As readers will recall, the genre of science fiction comedy is one that I particularly enjoy, and while I regret the huge amount of Hollywood time now devoted to comic book material (in the form of Marvel or DC Comics characters) played seriously, I can enjoy it if it is used primarily for humour.

Hence I enjoyed Guardians of the Galaxy, and this weekend, very much enjoyed Ant-man, too.

It's a terribly witty script with (of course) very silly and inconsistent physics.  But it is funny, fast, nicely acted, and features the best role for Thomas the Tank Engine ever written.


I suppose I should say something about Paris...

For a short, sharp take on the outcome of Paris, I think James at his Empty Blog is probably as good as any - as long as you read the comments too.

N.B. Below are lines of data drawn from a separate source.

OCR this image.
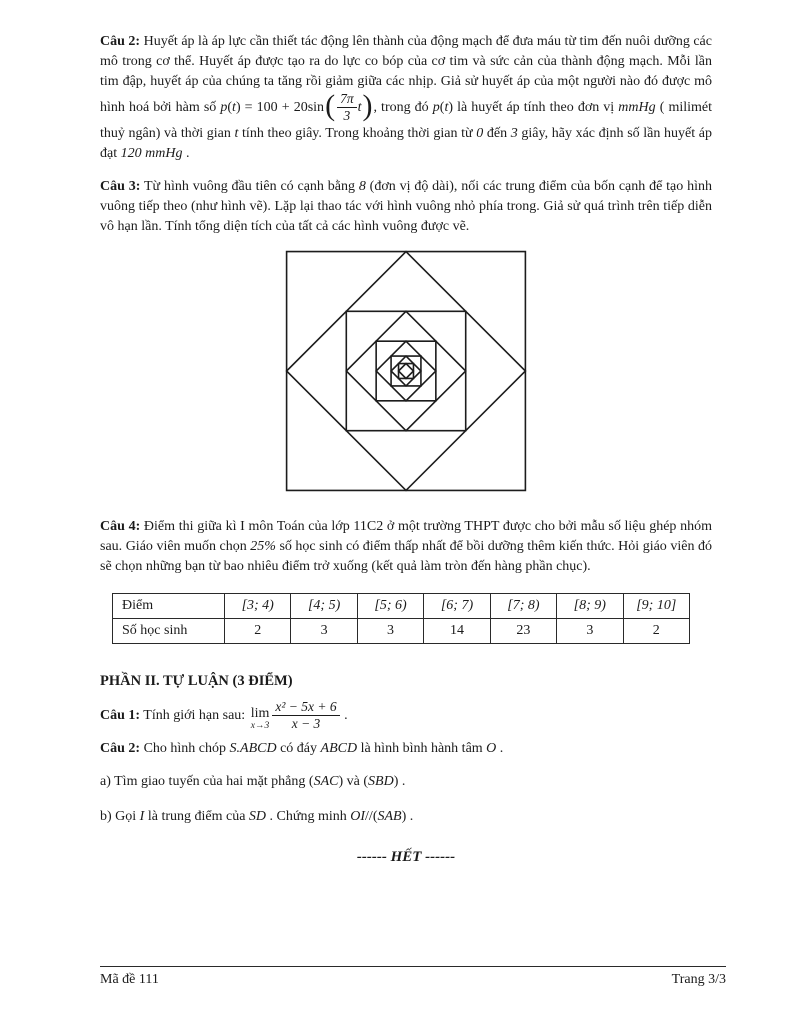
Câu 2: Huyết áp là áp lực cần thiết tác động lên thành của động mạch để đưa máu từ tim đến nuôi dưỡng các mô trong cơ thể. Huyết áp được tạo ra do lực co bóp của cơ tim và sức cản của thành động mạch. Mỗi lần tim đập, huyết áp của chúng ta tăng rồi giảm giữa các nhịp. Giả sử huyết áp của một người nào đó được mô hình hoá bởi hàm số $p(t) = 100 + 20\sin( \frac{7\pi}{3} t)$, trong đó p(t) là huyết áp tính theo đơn vị mmHg ( milimét thuỷ ngân) và thời gian t tính theo giây. Trong khoảng thời gian từ 0 đến 3 giây, hãy xác định số lần huyết áp đạt 120 mmHg .

Câu 3: Từ hình vuông đầu tiên có cạnh bằng 8 (đơn vị độ dài), nối các trung điểm của bốn cạnh để tạo hình vuông tiếp theo (như hình vẽ). Lặp lại thao tác với hình vuông nhỏ phía trong. Giả sử quá trình trên tiếp diễn vô hạn lần. Tính tổng diện tích của tất cả các hình vuông được vẽ.

Câu 4: Điểm thi giữa kì I môn Toán của lớp 11C2 ở một trường THPT được cho bởi mẫu số liệu ghép nhóm sau. Giáo viên muốn chọn 25% số học sinh có điểm thấp nhất để bồi dưỡng thêm kiến thức. Hỏi giáo viên đó sẽ chọn những bạn từ bao nhiêu điểm trở xuống (kết quả làm tròn đến hàng phần chục).

Điểm	[3; 4)	[4; 5)	[5; 6)	[6; 7)	[7; 8)	[8; 9)	[9; 10]
Số học sinh	2	3	3	14	23	3	2
PHẦN II. TỰ LUẬN (3 ĐIỂM)

Câu 1: Tính giới hạn sau: lim
$x\to 3 \frac{\text{x² − 5x + 6}}{x - 3}$ .

Câu 2: Cho hình chóp S.ABCD có đáy ABCD là hình bình hành tâm O .

a) Tìm giao tuyến của hai mặt phẳng (SAC) và (SBD) .

b) Gọi I là trung điểm của SD . Chứng minh OI//(SAB) .

------ HẾT ------
Mã đề 111	Trang 3/3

As I try to be a "glass half full" type of person, generally speaking, I find myself somewhat encouraged to read about the shocking pollution in China last week (and, perhaps, the incredible smoke problem stemming from Indonesia that blights neighbouring countries too) as giving reason for at least those countries to get serious about not burning carbon for reasons other than mere temperature rises and climate change.  But then again, maybe I am being too optimistic (see The Economist's short take on the Chinese air pollution problem.)

I see that Lomborg has been The Australian's go-to boy for commentary on how the Paris meeting was all for nought.   I see that Senator for Guns, Soccer Fans (but not Bicycle Helmets)  Leyonhjelm tweet-cites him, which is a bit odd, given that Lomborg actually advocates a $100 billion to be spent on clean energy research.  I thought small government types didn't trust governments to back winners.   

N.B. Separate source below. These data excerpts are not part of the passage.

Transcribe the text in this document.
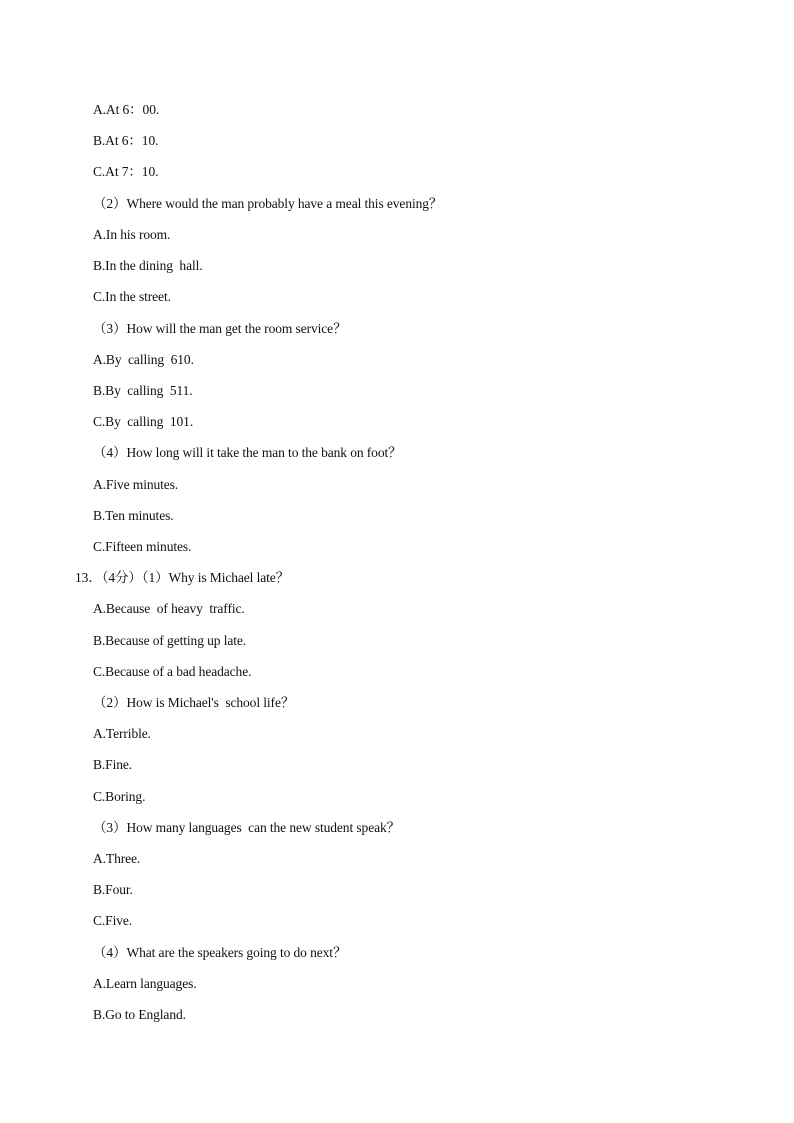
A.At 6：00.
B.At 6：10.
C.At 7：10.
（2）Where would the man probably have a meal this evening？
A.In his room.
B.In the dining  hall.
C.In the street.
（3）How will the man get the room service？
A.By  calling  610.
B.By  calling  511.
C.By  calling  101.
（4）How long will it take the man to the bank on foot？
A.Five minutes.
B.Ten minutes.
C.Fifteen minutes.
13．（4分）（1）Why is Michael late？
A.Because  of heavy  traffic.
B.Because of getting up late.
C.Because of a bad headache.
（2）How is Michael's  school life？
A.Terrible.
B.Fine.
C.Boring.
（3）How many languages  can the new student speak？
A.Three.
B.Four.
C.Five.
（4）What are the speakers going to do next？
A.Learn languages.
B.Go to England.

By the way, Lomborg's website seems to contain even more selfies than Tim Wilson's twitter account, if that's possible.   Wilson:  "Oh look, here I am, in one of the crucial historical and cultural centres of the world, so let's take up half of this shot with my beaming face!":


And what the heck is he doing there at a meeting with the Palestinians and Bronwyn Bishop and Christopher Pyne??   See his twitter account, if his visage doesn't give you hives.

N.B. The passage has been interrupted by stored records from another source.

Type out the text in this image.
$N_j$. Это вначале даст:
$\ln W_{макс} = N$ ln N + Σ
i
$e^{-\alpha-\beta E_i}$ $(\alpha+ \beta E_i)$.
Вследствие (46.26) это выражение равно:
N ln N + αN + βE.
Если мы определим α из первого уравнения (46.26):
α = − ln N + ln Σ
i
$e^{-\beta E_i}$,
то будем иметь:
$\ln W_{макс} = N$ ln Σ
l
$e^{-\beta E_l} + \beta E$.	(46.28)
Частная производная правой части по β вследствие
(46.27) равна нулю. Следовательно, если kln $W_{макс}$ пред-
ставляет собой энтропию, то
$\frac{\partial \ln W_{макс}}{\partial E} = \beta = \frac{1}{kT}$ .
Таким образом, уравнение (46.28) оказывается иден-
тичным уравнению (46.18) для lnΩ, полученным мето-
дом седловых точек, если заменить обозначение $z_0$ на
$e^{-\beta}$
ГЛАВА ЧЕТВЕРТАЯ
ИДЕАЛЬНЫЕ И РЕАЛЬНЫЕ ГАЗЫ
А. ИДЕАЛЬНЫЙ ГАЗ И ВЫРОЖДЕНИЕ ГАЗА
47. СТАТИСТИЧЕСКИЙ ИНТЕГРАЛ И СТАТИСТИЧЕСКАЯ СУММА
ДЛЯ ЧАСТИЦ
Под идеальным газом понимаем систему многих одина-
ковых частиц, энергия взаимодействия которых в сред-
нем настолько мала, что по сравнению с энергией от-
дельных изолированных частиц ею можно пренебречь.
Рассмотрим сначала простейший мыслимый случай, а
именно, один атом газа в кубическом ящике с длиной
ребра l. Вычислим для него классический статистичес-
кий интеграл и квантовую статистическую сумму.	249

Update: John Quiggin's cautious optimism seems about right, too.

Saturday, December 12, 2015

I'm quantum walking backwards for Christmas*

I didn't care all that much for Adam Gopnik's recent New Yorker piece talking about science, and in particular, "spooky action at a distance", but I did like the end of this paragraph:
What started out as a reductio ad absurdum became proof that the cosmos is in certain ways absurd. What began as a bug became a feature and is now a fact. Musser takes us into the lab of the Colgate professor Enrique Galvez, who has constructed a simple apparatus that allows him to entangle photons and then show that “the photons are behaving like a pair of magic coins. . . .They are not in contact, and no known force links them, yet they act as one.” With near-quantum serendipity, the publication of Musser’s book has coincided with news of another breakthrough experiment, in which scientists at Delft University measured two hundred and forty-five pairs of entangled electrons and confirmed the phenomenon with greater rigor than before. The certainty that spooky action at a distance takes place, Musser says, challenges the very notion of “locality,” our intuitive sense that some stuff happens only here, and some stuff over there. What’s happening isn’t really spooky action at a distance; it’s spooky distance, revealed through an action.
A clever way to put it!

Speaking of spooky action, I also noticed this week on arXiv another paper (he has many) by Australian philosopher Huw Price (and Ken Wharton) entitled "A Live Alternative to Quantum Spooks"  about how retrocausality could an explanation. even though this possibility is pretty routinely overlooked.  Here's the crucial page:




If I understand him correctly, Price argues that this type of retrocausality preserves free will - it's just that the consequences of it can work both forwards and backwards.  (!)

He also says that this couldn't be used for potentially paradox causing signalling to the past: 
It couldn’t be used to signal for much the same reason that entanglement itself can't be used to signal
Well, he's convinced me of the possibility.  Now if only the physicists will get on board...

*  for the young reader:  a topical reference to a song from the Goon Show.